Re: lucene/plucene/clucene

From: David L Norris <dave(at)>
Date: Mon May 09 2005 - 19:29:56 GMT
On Mon, 2005-05-09 at 12:05 -0700, Keith Ivey wrote:
> Are you talking about large index files, or indexing large files?  The 
> references to "source" and "offset" make it seem like these options address the 
> latter, but maybe I'm misunderstanding something.

All files on UNIX systems can be larger than 2 GB.  Large File support
on UNIX systems replaces file offsets and all the functions which use
them with 64-bit versions.  For most programs it's just a matter of
defining those two variables and recompiling.

The Windows POSIX subsystem doesn't implement quite the same API as
modern UNIX systems for 64-bit file offsets.  So I wrote a wrapper that
implements the UNIX LargeFile API using the functions Windows provides.
There's still an issue with fseek, if I recall.
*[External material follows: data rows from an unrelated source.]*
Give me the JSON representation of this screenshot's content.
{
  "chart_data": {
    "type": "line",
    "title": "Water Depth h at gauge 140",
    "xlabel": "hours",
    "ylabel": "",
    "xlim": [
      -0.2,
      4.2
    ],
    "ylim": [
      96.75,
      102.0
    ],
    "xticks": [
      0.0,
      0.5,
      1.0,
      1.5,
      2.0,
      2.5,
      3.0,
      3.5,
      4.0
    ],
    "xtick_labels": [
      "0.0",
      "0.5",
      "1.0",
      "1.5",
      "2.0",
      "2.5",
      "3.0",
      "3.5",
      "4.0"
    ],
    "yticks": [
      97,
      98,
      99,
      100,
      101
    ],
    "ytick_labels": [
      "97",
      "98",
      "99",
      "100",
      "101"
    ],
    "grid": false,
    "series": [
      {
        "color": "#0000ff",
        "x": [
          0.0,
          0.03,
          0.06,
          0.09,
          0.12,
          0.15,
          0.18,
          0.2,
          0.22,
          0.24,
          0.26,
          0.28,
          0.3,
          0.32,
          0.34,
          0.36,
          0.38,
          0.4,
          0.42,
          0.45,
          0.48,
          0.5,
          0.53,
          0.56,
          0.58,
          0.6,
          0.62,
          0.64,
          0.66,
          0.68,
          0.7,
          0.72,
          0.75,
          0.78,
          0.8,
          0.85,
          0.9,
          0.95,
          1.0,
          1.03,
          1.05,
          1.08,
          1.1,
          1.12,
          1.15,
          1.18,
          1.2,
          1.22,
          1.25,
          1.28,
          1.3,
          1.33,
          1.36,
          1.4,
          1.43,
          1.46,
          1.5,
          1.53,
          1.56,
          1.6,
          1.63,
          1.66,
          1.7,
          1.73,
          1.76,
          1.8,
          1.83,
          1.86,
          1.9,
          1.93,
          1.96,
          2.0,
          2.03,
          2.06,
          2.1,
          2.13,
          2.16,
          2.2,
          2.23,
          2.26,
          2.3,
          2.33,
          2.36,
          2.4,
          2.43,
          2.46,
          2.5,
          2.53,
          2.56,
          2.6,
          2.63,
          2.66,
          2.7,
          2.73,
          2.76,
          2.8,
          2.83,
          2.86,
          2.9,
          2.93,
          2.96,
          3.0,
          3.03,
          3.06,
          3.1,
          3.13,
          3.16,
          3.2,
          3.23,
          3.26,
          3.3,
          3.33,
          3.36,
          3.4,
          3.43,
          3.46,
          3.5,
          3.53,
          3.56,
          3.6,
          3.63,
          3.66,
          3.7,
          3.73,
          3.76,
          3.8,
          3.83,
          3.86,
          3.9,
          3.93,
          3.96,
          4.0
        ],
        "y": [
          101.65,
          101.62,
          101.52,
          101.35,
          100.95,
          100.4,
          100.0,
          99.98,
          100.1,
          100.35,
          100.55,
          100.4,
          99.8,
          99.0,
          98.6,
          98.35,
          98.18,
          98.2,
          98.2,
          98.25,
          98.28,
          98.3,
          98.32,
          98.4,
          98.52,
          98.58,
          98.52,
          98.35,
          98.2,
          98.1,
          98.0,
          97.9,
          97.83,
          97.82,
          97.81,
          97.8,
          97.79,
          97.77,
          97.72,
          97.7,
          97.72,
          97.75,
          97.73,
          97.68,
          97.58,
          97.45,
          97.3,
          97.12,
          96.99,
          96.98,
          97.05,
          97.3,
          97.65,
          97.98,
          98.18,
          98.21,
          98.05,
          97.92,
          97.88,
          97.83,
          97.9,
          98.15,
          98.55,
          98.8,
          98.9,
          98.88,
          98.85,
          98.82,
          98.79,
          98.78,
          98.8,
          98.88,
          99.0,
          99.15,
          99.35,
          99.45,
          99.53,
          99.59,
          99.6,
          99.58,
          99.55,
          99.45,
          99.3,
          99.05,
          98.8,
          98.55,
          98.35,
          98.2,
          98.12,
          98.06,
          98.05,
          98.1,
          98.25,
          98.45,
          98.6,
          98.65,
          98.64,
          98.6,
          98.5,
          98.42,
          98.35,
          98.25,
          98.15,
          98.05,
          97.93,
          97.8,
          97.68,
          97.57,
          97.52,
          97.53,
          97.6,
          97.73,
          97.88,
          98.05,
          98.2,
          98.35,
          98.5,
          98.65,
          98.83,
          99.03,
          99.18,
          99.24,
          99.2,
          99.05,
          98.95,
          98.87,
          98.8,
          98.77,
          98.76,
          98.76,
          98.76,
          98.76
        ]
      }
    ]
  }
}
> I don't care about indexing individual files larger than a couple of megabytes, 
> but I have run into a 2 GB limit on the size of the index file.  Still, I might 
> be better off keeping my indexes split up into less-than-2GB parts anyway, since 
> I fear that larger index files lead to larger memory use during searching.

Index size shouldn't affect memory usage of Swish-e much or at all as
far as I know.  Someone would probably have to test that to know for
sure, though.

 David Norris
  ICQ - 412039